Hasta Pacífico, en metro

El metro es un medio de transporte sin el que mucha gente hoy en día no se podría imaginar vivir. Nació en 1916 por una idea desarrollada por tres ingenieros: Carlos Mendoza, Miguel Otamendi y Antonio González Echarte. El primer tramo tuvo lugar entre Sol y Cuatro Caminos. Sin embargo, se dieron cuenta de que no era suficiente, que necesitaban edificios auxiliares, tales como cocheras para guardar los trenes, oficinas para dirigir las estaciones de metro. Esto se dio por el rápido crecimiento que empezó a tener la capital española. En pleno corazón del barrio de Pacífico hay un espacio dedicado a la historia de este transporte. Andén 0 es un proyecto que permite al público adentrarse en la recuperación del metropolitano madrileño. Cuenta con dos sedes: una, en Nave de Motores en la calle Valderribas, 49 y otra en la antigua estación de Chamberí con acceso desde la Plaza de Chamberí.
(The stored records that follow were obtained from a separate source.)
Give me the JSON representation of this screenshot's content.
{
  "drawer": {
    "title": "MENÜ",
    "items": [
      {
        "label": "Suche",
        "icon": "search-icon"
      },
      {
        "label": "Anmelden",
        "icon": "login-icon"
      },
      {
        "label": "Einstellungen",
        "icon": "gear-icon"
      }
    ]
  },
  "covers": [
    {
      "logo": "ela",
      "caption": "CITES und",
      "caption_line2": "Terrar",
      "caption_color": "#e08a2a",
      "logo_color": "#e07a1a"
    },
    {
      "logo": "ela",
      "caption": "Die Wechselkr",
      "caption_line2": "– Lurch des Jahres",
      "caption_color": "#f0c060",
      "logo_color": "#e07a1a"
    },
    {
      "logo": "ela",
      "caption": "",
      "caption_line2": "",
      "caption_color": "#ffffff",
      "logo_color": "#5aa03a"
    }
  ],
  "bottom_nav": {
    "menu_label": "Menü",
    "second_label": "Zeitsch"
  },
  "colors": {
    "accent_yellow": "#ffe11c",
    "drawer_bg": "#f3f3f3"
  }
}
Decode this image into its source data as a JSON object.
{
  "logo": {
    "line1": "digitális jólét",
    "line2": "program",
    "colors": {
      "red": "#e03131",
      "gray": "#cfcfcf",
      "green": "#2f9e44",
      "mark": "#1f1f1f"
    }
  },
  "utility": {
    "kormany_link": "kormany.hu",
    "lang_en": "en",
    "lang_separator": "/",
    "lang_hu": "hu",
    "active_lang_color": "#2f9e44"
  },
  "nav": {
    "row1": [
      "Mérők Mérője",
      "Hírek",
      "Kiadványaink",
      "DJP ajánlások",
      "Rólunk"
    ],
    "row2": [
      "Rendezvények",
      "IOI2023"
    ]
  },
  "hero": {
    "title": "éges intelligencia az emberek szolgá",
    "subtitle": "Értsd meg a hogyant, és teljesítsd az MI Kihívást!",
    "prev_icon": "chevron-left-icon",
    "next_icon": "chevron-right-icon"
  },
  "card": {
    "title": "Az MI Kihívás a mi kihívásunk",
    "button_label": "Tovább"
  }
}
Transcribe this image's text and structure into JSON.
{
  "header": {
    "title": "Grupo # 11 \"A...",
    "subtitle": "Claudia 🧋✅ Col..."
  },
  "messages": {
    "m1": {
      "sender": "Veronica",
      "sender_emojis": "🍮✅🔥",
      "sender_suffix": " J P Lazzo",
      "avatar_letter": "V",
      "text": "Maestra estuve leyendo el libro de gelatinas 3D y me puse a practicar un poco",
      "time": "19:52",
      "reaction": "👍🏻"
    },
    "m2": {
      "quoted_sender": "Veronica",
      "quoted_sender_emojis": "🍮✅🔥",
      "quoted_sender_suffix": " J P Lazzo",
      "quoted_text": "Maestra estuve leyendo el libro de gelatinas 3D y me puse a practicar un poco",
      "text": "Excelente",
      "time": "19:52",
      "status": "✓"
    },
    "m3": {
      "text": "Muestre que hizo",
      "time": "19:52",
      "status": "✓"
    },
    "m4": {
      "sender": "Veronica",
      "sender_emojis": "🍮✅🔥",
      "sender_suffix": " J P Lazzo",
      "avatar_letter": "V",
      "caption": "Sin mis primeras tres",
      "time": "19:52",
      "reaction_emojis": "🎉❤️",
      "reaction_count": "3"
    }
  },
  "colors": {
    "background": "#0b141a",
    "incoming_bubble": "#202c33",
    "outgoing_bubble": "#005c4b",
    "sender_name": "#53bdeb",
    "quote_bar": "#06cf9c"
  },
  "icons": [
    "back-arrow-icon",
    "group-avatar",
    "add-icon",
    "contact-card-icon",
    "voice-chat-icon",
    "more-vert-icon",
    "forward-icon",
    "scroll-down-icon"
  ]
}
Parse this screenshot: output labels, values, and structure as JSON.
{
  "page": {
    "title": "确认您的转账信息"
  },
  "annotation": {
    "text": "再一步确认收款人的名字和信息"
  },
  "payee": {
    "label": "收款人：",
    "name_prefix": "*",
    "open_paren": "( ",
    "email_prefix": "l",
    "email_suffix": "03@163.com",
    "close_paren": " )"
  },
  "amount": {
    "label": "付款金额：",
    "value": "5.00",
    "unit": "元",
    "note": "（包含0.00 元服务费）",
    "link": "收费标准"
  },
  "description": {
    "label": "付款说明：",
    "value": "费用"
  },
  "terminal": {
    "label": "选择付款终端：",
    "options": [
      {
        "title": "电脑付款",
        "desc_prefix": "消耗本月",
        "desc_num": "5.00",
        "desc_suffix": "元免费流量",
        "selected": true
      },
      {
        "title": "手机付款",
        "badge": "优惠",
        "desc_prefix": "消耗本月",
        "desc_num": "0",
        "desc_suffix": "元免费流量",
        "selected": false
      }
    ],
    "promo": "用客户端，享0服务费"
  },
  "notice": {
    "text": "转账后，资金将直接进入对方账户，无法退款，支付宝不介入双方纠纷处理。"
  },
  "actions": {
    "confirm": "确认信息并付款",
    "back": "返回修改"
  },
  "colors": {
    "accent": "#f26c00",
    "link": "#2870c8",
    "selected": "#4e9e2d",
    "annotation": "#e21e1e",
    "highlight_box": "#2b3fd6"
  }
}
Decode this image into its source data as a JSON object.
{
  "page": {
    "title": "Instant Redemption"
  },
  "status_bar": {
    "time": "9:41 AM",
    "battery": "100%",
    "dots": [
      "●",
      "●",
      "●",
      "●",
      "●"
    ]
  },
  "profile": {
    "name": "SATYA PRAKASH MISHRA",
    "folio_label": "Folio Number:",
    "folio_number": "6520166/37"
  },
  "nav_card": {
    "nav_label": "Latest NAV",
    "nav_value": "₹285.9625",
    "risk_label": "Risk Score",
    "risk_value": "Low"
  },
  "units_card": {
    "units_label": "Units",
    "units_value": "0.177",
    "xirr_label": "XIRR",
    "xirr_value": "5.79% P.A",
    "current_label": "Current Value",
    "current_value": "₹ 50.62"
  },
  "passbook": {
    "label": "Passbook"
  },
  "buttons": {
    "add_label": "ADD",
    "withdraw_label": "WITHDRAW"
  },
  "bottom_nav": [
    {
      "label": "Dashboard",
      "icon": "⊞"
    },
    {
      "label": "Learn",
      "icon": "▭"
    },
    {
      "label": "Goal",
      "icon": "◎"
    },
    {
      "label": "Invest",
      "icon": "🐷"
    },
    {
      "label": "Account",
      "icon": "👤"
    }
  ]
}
La nave de motores es un edificio que se construyó con el objetivo de solventar los problemas en el suministro eléctrico y prestar un mejor servicio a la red de Metro. En un principio, con el objetivo de mover los trenes, se necesitaba la energía del agua. Para ello, la energía de los ríos de la sierra se canalizaba y mediante la caída del agua se transformaba en electricidad. La sequía en gran parte de la ciudad impidió este mecanismo y en 1921 se decidió proyectar el edificio que se encuentra en Pacífico, llamado “Nave de Motores de Pacífico”, que se hizo realidad dos años más tarde cuando el rey Alfonso XIII lo inauguró.

Fuente: Carmen García Seara

Esta central dispone de tres motores Diesel, de 1.500 c.v. cada uno, adquiridos en Alemania, que permitieron en su momento transformar la corriente eléctrica suministrada por las compañías y generar su propia energía. Son similares a los de uno de los barcos más importantes como fue el Titanic. La Guerra Civil dejó en la capital española una ausencia de electricidad en muchas zonas y esta nave también contribuyó a que llegara a esos barrios necesitados de electricidad. La construcción de la nave finalizó en 1923, año en el que se completó la primera línea de Metro. En los años 50 empezó a decaer el uso de este edificio, porque a pesar de que en la actualidad el barrio de Pacífico esté prácticamente en el centro de la ciudad, en su momento eran las afueras de Madrid. La razón de por qué se sitúo fuera de la urbe fue por el ruido que generaban los motores, no obstante, con el paso del tiempo, la población fue creciendo y se fueron instalando edificios alrededor. Los vecinos no tardaron en quejarse por el ruido que hacen estos motores, cuya actividad quedaba definitivamente fuera de servicio en el año 1972.

Fuente: Carmen García Seara

A pesar de que podrían seguir funcionando, su uso se limitó a proporcionar electricidad a tres líneas de metro y en los años 70, la red de Metro tenía ya seis líneas. Durante los años que estuvieron en funcionamiento, estos motores se activaban automáticamente y nunca se paraban salvo por una avería o para cambiar alguna pieza. Estas máquinas están formadas por dos ruedas de grandes dimensiones cada una llamadas alternadores, formadas a su vez por una parte que no se mueve y por la propia rueda, que era lo que producía la electricidad.

Este edificio se sitúa en pleno barrio de Pacífico, concretamente en la calle de Valderribas, 49 y permite recuperar la historia de uno de los transportes más importantes que existen hoy en día. Se puede acceder a ella a través de las líneas de metro Conde de Casal (L6), Menéndez Pelayo (L1) y Pacífico (L1, L6) o con los autobuses 10, 24, 37, 54, 57, 141 y 156. La entrada es gratuita para todos los públicos y el horario de visitas es el jueves de 9:00 a 13:00, los viernes de 9:00 a 14:00 y los sábados y los domingos de 11:00 a 14:00 horas.